We sometimes forget just how many matrilineal societies there are in the world. By matrilineal, that means that property and name are passed from mother to daughter rather than from father to son, which they are in patriarchal societies. There are many of them. There are a few that I picked out when I was writing “The Patriarchs,” particularly in the Nayars, because Kerala — I have Indian heritage — and Kerala is very famous in India for being a state in which there are very high rates of female education and literacy; a state in which it is relatively much easier to travel and work as a woman. People believe that part of the reason for that is these matrilineal traditions. So, the Nair community, a very ancient community and very influential and wealthy in its time, was known for having these huge family households known as tharavads. Inside these huge family homes, the eldest woman would be the head of the household, the matrilineal, or even some people have interpreted it as the matriarchal head of the household. Women had a lot of sexual freedom. And certainly, you know, women were well-educated, girls were well-educated. But the introduction of Christian missionaries to that region and the effects of British colonialism in that region was to undermine matrilineal practices because essentially foreigners in India were just shocked that women were living this way, that they had this much agency and power and through legal means, but also through cultural and social means. They told people that their practices were backward and this was not the way that you should live. If you want to be modern and civilized, you have to live this way. That had an effect over very many generations.
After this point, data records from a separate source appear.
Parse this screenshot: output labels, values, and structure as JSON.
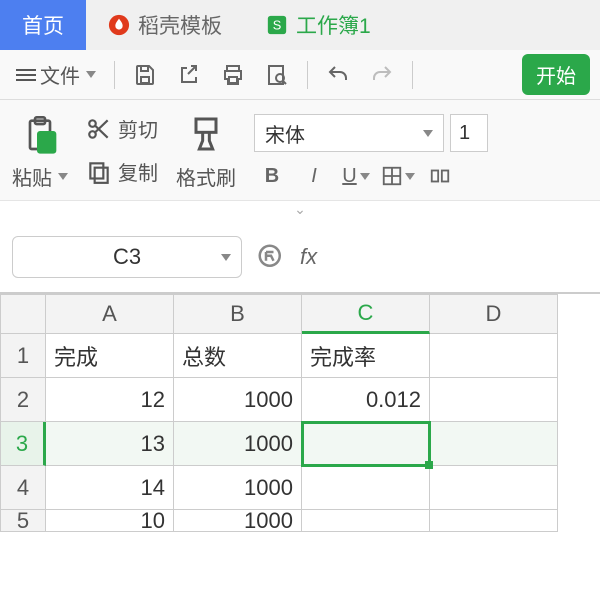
{
  "tabs": {
    "home": "首页",
    "tpl": "稻壳模板",
    "doc": "工作簿1",
    "tpl_icon_color": "#e03a1c",
    "doc_icon_color": "#2ba84a"
  },
  "toolbar": {
    "file": "文件",
    "start": "开始"
  },
  "ribbon": {
    "paste": "粘贴",
    "cut": "剪切",
    "copy": "复制",
    "format_painter": "格式刷",
    "font_name": "宋体",
    "font_size": "1",
    "bold": "B",
    "italic": "I",
    "underline": "U"
  },
  "namebox": "C3",
  "fx": "fx",
  "columns": [
    "A",
    "B",
    "C",
    "D"
  ],
  "rows": [
    "1",
    "2",
    "3",
    "4",
    "5"
  ],
  "cells": {
    "A1": "完成",
    "B1": "总数",
    "C1": "完成率",
    "A2": "12",
    "B2": "1000",
    "C2": "0.012",
    "A3": "13",
    "B3": "1000",
    "A4": "14",
    "B4": "1000",
    "A5": "10",
    "B5": "1000"
  },
  "active_cell": "C3",
  "active_col": "C",
  "active_row": "3"
}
It ate away at their traditions and customs, so much so that people fundamentally changed how they felt about themselves.
As a writer and scholar, do you get annoyed that somehow you have to prove that male dominance isn’t inherently natural?
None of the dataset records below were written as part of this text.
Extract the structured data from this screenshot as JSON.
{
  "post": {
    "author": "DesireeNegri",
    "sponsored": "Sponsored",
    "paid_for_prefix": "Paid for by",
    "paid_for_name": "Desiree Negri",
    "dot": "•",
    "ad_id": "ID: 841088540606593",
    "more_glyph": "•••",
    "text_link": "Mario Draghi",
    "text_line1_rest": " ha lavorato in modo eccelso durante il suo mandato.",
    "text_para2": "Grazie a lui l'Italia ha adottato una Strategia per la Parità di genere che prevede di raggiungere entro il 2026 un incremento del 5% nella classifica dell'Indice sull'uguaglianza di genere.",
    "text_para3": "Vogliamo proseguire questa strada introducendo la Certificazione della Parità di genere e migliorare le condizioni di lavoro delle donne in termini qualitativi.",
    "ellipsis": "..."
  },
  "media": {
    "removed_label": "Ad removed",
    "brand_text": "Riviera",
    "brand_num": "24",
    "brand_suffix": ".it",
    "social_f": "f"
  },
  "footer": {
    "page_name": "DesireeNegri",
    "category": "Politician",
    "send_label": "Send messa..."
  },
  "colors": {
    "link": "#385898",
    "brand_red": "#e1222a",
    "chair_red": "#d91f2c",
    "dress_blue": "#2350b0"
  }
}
You know, that’s not what I’m trying to do. I leave open the possibility that there are biological aspects to the way that societies work. What I want to be able to do for readers is to say that if that’s all you have, if the only way you have of understanding inequality is to say, well, that’s just natural. How fatalistic is that? And does it match up to the evidence? If we have so much evidence of egalitarian societies in history, of huge amounts of social variation all over the world of women in power, women as hunters and warriors all over the world, in every single time span that we have looked at, then, isn’t it fair then to look for other historical explanations for why things are the way they are?
In your research, and other people who’ve researched this topic that you write about, it seems like there has been more gender fluidity in the past than we thought, and that it’s the idea of creating notions of male and female and men and women that in some ways helped create patriarchy.
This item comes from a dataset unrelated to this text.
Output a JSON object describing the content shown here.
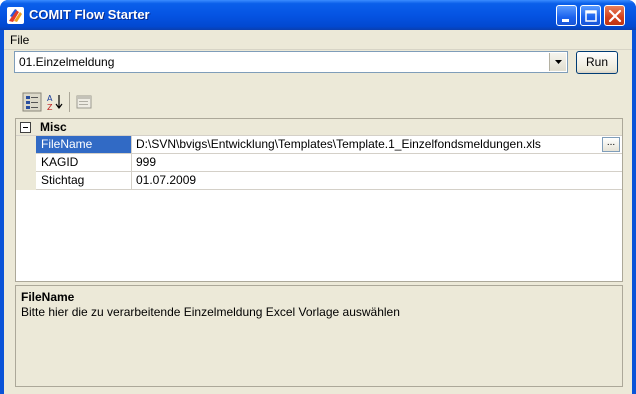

I think it was part of the project of patriarchy to create this very rigid idea of what you can and can’t do based on how you have been categorized. This is why I’m so heartened to see this generation that is emerging now that are really challenging, that are living these nonbinary lives, that are thinking in a much more expansive way about what masculinity and femininity mean and asking, can we reject these labels? Can we live in a much more freer way? For me, there is nothing more anti-patriarchal than that.
This interview has been slightly edited and condensed for clarity.